18. Retirement (PPro, PII and PIII)
Retirement is a process where the temporary registers used by the uops are copied into the permanent registers EAX, EBX, etc. When a uop has been executed it is marked in the ROB as ready to retire.
The retirement station can handle three uops per clock cycle. This may not seem like a problem because the throughput is already limited to 3 uops per clock in the RAT. But retirement may still be a bottleneck for two reasons. Firstly, instructions must retire in order. If a uop is executed out of order then it cannot retire before all preceding uops in the order have retired. And the second limitation is that taken jumps must retire in the first of the three slots in the retirement station. Just like decoder D1 and D2 can be idle if the next instruction only fits into D0, the last two slots in the retirement station can be idle if the next uop to retire is a taken jump. This is significant if you have a small loop where the number of uops in the loop is not divisible by three.

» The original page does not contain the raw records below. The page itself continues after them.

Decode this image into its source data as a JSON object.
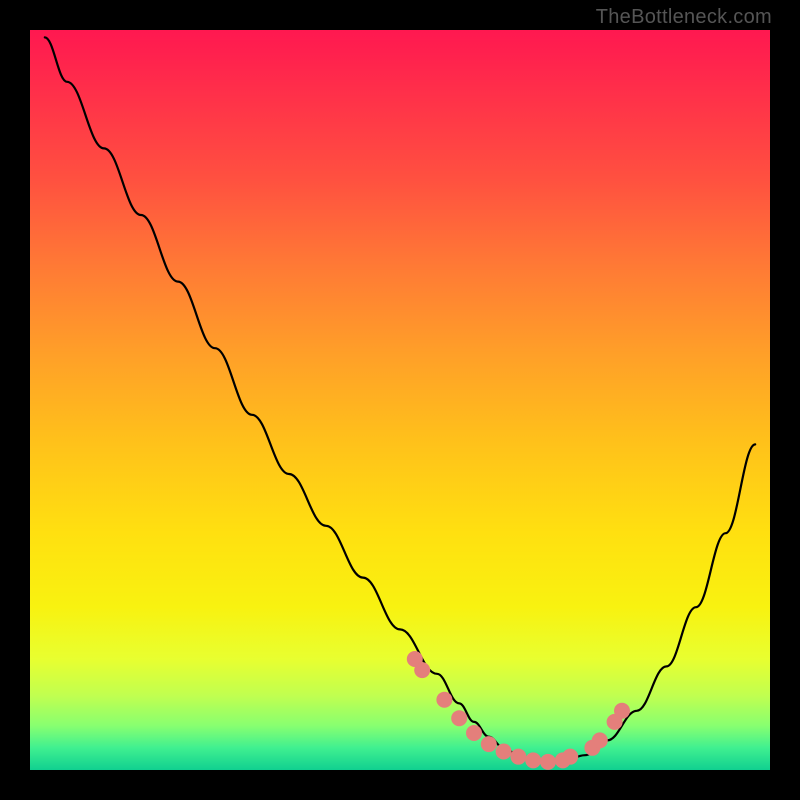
{
  "watermark": "TheBottleneck.com",
  "colors": {
    "curve": "#000000",
    "dot": "#e47f7b",
    "background": "#000000"
  },
  "chart_data": {
    "type": "line",
    "title": "",
    "xlabel": "",
    "ylabel": "",
    "xlim": [
      0,
      100
    ],
    "ylim": [
      0,
      100
    ],
    "grid": false,
    "series": [
      {
        "name": "bottleneck-curve",
        "x": [
          2,
          5,
          10,
          15,
          20,
          25,
          30,
          35,
          40,
          45,
          50,
          55,
          58,
          60,
          62,
          64,
          66,
          68,
          70,
          72,
          75,
          78,
          82,
          86,
          90,
          94,
          98
        ],
        "y": [
          99,
          93,
          84,
          75,
          66,
          57,
          48,
          40,
          33,
          26,
          19,
          13,
          9,
          6.5,
          4.5,
          3,
          2,
          1.3,
          1,
          1.2,
          2,
          4,
          8,
          14,
          22,
          32,
          44
        ]
      }
    ],
    "points": {
      "name": "highlight-dots",
      "x": [
        52,
        53,
        56,
        58,
        60,
        62,
        64,
        66,
        68,
        70,
        72,
        73,
        76,
        77,
        79,
        80
      ],
      "y": [
        15,
        13.5,
        9.5,
        7,
        5,
        3.5,
        2.5,
        1.8,
        1.3,
        1.1,
        1.3,
        1.8,
        3,
        4,
        6.5,
        8
      ]
    }
  }
}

All uops stay in the reorder buffer (ROB) until they retire. The ROB can hold 40 uops. This sets a limit to the number of instructions that can execute during the long delay of a division or other slow operation. Before the division is finished the ROB will be filled up with executed uops waiting to retire. Only when the division is finished and retired can the subsequent uops begin to retire, because retirement takes place in order.
In case of speculative execution of predicted branches (see chapter 22) the speculatively executed uops cannot retire until it is certain that the prediction was correct. If the prediction turns out to be wrong then the speculatively executed uops are discarded without retirement.
The following instructions cannot execute speculatively: memory writes, IN, OUT, and serializing instructions.